An Illinois state representative would refuse to take part in mandated sexual harassment training if lawmakers are required to do so under a measure currently under consideration.
State Rep. Steve Reick (R-Woodstock) reacted to a television appearance Monday night by four fellow legislators discussing an open letter they signed alleging widespread sexual misconduct at the statehouse, reported Chicagoist.
State Sen. Heather Steans, and Reps. Chris Welch, Robyn Gabel and Sara Feigenholtz appeared on WTTW's Chicago Tonight to discuss the letter and their allegations, "ranging from daily microaggressions to acts of pure viciousness."
House Speaker Michael Madigan (D-Chicago) introduced a bill mandating sexual harassment training for legislators, which would also establish procedures for handling allegations of misconduct.
Reick issued a lengthy statement on his blog, saying he didn't want the training, didn't need it and resented the prospect of taking it.
"If my colleagues want me to sign on to this, they’re certainly not doing it the right way," Reick complained. "I’m not saying I’m blameless, but I’m damned sure not going to allow myself to be painted with their broad brush, nor will I subject myself to whatever 'training' is imposed. By implying that I’m part of the problem simply by occupying a seat on the House floor or through the accident of birth of having been born male, they’re giving me every reason to say 'no.'"
Reick said the only way he would consider supporting the measure was if victims publicly named their abusers.

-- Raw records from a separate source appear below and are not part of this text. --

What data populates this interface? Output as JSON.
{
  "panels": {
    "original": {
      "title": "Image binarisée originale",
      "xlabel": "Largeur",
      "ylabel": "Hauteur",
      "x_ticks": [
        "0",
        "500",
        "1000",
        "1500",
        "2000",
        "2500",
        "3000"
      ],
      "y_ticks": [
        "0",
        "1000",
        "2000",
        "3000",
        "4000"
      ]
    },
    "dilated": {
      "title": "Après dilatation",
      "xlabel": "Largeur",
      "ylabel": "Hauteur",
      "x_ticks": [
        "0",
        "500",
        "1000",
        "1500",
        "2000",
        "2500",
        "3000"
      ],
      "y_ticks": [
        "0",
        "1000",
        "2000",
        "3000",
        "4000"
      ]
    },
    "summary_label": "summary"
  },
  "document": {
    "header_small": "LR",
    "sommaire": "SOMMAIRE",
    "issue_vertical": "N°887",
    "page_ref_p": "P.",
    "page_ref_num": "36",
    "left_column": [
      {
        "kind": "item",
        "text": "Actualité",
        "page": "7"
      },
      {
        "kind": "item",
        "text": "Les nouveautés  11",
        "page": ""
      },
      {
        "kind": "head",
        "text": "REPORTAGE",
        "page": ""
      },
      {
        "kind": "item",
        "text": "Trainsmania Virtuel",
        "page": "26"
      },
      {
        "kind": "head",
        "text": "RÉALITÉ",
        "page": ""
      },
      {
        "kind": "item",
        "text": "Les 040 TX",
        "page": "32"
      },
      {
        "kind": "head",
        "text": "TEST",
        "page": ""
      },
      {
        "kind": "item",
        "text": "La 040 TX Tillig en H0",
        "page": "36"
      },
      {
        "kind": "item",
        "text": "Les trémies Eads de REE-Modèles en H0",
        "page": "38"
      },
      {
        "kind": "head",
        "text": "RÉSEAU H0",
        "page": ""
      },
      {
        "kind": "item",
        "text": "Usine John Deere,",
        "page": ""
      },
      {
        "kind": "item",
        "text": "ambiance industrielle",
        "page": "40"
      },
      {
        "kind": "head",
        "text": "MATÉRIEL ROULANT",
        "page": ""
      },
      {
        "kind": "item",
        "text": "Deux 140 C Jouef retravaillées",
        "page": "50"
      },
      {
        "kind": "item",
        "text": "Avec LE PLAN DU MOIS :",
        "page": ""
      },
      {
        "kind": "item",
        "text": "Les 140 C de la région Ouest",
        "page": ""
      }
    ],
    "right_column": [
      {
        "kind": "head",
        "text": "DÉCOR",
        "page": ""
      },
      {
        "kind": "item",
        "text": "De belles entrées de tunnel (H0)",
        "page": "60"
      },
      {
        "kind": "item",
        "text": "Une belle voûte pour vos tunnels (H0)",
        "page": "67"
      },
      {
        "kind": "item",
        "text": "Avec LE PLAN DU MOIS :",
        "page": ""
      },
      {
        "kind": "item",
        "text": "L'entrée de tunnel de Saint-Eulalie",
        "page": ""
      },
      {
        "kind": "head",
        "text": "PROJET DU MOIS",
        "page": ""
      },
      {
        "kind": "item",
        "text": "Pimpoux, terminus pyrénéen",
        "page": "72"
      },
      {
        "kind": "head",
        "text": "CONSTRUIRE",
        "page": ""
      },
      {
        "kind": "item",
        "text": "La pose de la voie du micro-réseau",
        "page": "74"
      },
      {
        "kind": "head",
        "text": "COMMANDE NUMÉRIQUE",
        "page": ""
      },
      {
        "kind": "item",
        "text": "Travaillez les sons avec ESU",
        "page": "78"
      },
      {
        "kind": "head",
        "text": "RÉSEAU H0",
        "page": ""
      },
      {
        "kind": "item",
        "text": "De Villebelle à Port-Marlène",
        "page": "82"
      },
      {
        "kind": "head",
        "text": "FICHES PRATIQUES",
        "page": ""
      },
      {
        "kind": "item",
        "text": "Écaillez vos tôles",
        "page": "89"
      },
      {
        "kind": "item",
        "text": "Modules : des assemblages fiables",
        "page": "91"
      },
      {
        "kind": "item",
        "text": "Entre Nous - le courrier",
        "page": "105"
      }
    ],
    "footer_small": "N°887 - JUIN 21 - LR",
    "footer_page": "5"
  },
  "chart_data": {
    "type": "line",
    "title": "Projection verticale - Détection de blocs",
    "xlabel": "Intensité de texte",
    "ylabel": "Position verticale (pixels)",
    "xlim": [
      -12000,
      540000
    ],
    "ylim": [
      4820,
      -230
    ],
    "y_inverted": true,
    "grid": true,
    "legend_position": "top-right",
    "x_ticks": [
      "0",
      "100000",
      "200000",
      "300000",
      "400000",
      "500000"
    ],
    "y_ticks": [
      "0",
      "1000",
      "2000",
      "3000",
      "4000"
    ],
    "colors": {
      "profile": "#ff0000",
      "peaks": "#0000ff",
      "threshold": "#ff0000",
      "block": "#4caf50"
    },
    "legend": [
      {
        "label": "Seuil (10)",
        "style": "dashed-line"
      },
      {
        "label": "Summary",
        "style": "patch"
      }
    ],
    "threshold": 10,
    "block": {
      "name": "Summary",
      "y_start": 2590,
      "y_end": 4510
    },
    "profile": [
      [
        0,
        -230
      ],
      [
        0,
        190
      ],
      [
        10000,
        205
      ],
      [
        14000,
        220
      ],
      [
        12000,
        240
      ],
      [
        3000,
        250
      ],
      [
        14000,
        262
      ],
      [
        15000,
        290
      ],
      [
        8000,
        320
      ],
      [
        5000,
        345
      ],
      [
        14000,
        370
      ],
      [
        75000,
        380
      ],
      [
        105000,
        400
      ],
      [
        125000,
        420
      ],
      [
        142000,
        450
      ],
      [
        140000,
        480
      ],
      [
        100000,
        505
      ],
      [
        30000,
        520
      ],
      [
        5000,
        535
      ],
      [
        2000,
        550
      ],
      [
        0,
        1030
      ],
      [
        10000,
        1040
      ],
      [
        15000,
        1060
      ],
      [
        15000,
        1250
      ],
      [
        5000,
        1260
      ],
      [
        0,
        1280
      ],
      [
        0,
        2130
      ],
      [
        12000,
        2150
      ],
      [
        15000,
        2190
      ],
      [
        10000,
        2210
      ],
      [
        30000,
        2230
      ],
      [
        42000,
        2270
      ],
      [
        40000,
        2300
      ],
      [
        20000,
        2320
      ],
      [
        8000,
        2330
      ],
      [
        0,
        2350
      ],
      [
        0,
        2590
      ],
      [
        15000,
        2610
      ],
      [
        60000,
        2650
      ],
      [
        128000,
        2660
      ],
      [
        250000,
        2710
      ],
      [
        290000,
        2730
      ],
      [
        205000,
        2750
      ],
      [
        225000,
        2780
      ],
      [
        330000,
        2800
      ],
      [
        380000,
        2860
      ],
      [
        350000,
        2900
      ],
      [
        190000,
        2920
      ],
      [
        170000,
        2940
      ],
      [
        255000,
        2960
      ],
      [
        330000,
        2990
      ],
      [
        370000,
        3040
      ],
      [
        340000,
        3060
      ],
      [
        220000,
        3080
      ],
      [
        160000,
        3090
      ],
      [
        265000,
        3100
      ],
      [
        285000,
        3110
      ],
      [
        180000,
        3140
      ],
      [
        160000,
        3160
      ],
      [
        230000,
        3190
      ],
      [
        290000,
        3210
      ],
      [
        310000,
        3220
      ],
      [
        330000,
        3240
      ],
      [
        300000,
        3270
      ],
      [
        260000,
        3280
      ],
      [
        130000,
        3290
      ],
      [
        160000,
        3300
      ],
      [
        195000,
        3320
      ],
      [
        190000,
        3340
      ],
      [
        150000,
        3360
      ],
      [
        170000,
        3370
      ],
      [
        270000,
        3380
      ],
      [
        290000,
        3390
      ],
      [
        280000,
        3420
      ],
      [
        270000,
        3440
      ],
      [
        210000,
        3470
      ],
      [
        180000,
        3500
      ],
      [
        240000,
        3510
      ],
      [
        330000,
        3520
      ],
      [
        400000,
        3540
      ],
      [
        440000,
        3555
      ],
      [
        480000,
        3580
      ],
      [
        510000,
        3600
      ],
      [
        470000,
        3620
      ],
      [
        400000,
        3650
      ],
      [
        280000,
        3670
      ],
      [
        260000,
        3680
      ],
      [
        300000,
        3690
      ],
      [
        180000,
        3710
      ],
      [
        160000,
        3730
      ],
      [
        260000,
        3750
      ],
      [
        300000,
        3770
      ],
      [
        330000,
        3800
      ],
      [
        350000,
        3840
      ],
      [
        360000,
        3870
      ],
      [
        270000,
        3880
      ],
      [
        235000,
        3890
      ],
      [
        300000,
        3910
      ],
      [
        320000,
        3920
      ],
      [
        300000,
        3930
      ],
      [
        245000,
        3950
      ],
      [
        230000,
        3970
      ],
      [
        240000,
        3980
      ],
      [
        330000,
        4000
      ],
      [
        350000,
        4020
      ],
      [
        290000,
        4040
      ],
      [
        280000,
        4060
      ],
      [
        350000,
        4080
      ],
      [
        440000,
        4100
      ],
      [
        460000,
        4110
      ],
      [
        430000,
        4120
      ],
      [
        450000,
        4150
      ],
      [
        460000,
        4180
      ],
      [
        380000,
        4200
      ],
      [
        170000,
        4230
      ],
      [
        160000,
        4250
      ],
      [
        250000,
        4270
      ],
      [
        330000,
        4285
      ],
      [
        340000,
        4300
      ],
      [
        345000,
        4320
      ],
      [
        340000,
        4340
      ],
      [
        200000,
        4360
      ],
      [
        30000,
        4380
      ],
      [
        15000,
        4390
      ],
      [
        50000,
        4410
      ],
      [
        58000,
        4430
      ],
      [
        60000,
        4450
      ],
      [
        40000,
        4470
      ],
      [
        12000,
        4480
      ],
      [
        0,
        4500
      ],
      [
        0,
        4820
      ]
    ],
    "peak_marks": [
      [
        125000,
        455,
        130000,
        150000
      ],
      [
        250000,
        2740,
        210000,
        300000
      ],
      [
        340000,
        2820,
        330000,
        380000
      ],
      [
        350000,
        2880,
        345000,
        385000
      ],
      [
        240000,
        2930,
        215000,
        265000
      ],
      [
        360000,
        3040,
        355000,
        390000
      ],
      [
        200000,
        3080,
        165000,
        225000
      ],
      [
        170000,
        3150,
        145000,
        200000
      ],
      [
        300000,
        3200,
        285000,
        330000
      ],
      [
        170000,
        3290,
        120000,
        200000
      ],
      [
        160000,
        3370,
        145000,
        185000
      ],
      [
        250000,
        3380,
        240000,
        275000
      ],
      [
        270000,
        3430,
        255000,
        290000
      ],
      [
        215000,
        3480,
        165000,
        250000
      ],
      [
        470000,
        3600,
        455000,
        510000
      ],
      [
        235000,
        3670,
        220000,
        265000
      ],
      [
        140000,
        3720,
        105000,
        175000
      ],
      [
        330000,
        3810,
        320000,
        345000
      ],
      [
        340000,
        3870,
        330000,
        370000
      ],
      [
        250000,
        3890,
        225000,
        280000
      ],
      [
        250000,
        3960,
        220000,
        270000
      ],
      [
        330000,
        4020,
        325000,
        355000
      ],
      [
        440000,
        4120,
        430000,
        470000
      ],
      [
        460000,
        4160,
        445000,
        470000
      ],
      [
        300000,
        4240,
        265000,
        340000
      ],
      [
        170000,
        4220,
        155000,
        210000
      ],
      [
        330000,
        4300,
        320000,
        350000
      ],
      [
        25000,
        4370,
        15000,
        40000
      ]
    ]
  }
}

"I have no sympathy for those who think that they’re entitled to act like boorish clods," he said. "The reason I have no use for it is that I was brought up that way, I had parents who taught me that human nature is imperfectible and it was my job to resist the baser instincts to which we’re all subject. In that regard, Senator Steans is right, training won’t be enough. Nothing will be enough until human nature bends toward androgyny."
Reick said the abusers were widely known due to statehouse "gossip," and he complained the lawmakers had cited President Donald Trump as a motivation for the recent wave of women speaking out about sexual harassment.
"I have no doubt that sexual harassment goes on in Springfield -- though I wouldn’t know a 'microagression' from a microwave," he said. "It sounds to me like a subjectively insignificant action that would be better handled with a puppy or a juice box. I have no sympathy for it, and if guys want to walk around acting like cave men with a club, count me out."